Swanwick Star Issue No. 4 (2011)

A Short History of The Swanwick Study Centre

A Short History of The Swanwick Study Centre by Chris Pratt

The open meadows that fringe the shores of the sea in Metchosin are the result of the Garry Oak groves that stand there, and the careful cultivation of the camas plant by the First Nations people. They cultivated the camas fields, which form part of the natural order of vegetation, a plant whose bulbs were an important part of their winter diet. The dark Douglas fir forest favoured the deeper soils a bit farther inland.

This open land attracted the first settlers to Metchosin, the Weir family from Scotland in this case. In 1859. Robert Weir, known affectionately by his family and friends as “The Laird”, was a widower with three grown sons and four young children. Only a bridle path linked their farm with Victoria when they first built their home here, and all heavy freight was landed over the beach. The beach is still known as the Laird’s Beach.

Actually, the Weir family had been living in Sooke for a few years, and the only overland connection between there and Victoria was by a path that led past Matheson Lake and Pedder Inlet to Sandy Bay (Weir’s Beach), and from there along the shoreline to Albert Head and beyond. That shore path is still in local use by Metchosin folk.  And that was how the Weirs were originally attracted to this piece of potential farmland. They named it “Gordon Bush” after their Scottish home.

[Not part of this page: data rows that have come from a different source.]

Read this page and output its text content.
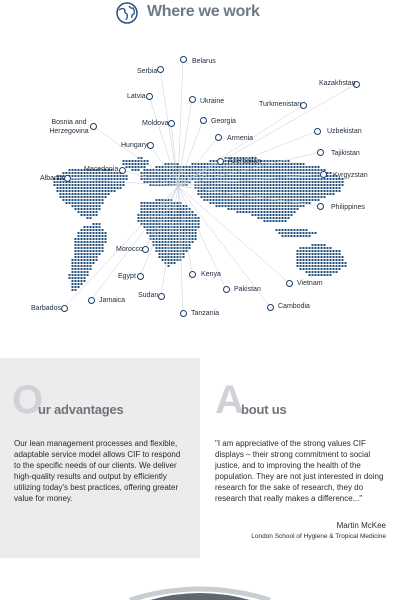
Where we work
Belarus
Serbia
Kazakhstan
Latvia
Ukraine	Turkmenistan
Bosnia and Herzegovina
Moldova	Georgia
Uzbekistan
Armenia
Hungary
Tajikistan
Azerbaijan
Macedonia
Kyrgyzstan
Albania
Philippines
Morocco
Egypt	Kenya
Vietnam
Pakistan
Sudan
Jamaica
Barbados	Cambodia
Tanzania
O
ur advantages
Our lean management processes and flexible, adaptable service model allows CIF to respond to the specific needs of our clients. We deliver high-quality results and output by efficiently utilizing today's best practices, offering greater value for money.
A
bout us
"I am appreciative of the strong values CIF displays – their strong commitment to social justice, and to improving the health of the population. They are not just interested in doing research for the sake of research, they do research that really makes a difference..."
Martin McKee
London School of Hygiene & Tropical Medicine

Gradually the Weir family added to their holdings until their lands extended to a thousand acres (400ha) and their sheep numbered almost a thousand head when they took custody of the Hudson’s Bay Co. flock. Robert and his four sons formed a partnership, and some years later the youngest son, Adam, established his own farm on the land adjoining Gordon Bush to the south. The Helgesen family took up the land to the north of the Weirs, and the lane separating the two farms has become Swanwick Road, named for a Weir son-in-law, Thomas F Swanwick.

The Laird died in 1895, and Gordon Bush was sold out of the family in the early 1900’s. The old farm house burned down in 1912. It was located near the present tennis court.

The Weir holdings have now passed to other owners: the Army took up a large portion of it when a heavy gun battery was installed atop Mary Hill at the beginning of the Second World War, and the land around Weir’s Beach has become privately owned. The home farm itself has had several owners:

First, a family by the name of Charlesworth, about which little is known.

Next, early in the 1920’s, an American international lawyer, David Hunter Miller,   bought the property. He had been an adviser to the US Government at the time of settling the Alaska Boundary with Canada, and later was adviser to President Wilson at the signing of the Treaty of Versailles. He and his wife built a comfortable home, which they named “Craiglands”, and continued to enjoy a secluded retirement there.

The property came on the market again in 1950 and was bought by Mr. and Mrs. G.S.M. Warlow, Victoria residents, for their daughter Mary. They renamed the property “Gatherly” after a home in England. There was a second house on the property that stood on the site of the two cottages used by the present owners. Tony Mitchell lived there with his family, and raised turkeys on the land. The present office building and living accommodation began their life as a turkey barn.

It was sold again in about 1956 to John and Catherine Meade, who dismantled the Hunter Miller house and built another to their own design on the same foundation. It is the present building. The Meades had come to Canada from England after the Second World War, and were friends of the Warlows. John Meade, an English industrialist, designed the new house to suit the needs of his family, with bedrooms and a sitting room for his three daughters and their nanny at one end, and a bedroom with separate bathrooms for him and his wife at the other end. The kitchen, dining room and sitting room, with separate entrance, were in between. The hardware that went into construction and fireplace mantles, etc., were imported from England. They built the swimming pool, tennis court, and stables for the children’s ponies.

The Meades in turn sold the property to Alfred and Evelyn Caywood, who lived there until 1976 when it came into the hands of the present owners. Caywood was a “bush pilot” in the northern territories. He occasionally flew the noted  artist A.Y.Jackson into remote areas for a summer of painting.

Of some interest may be the adjoining property, also part of the Weir lands, known as Fernie Farm. The father of the Misses Fernie was a member of the B.C. Provincial Police, head of the Mounted Division. It was he who apprehended the notorious train robber known as “The Grey Wolf”. And the house, built after the Boer War, was occupied for several years by two veterans, Bill Thwaites and a Mr. Dreyfus, a close relative of Captain Dreyfus of Devil’s Island fame.

This section of land has formed part of Metchosin’s history since its earliest days, and is still considered to be one of Metchosin’s rarest treasures.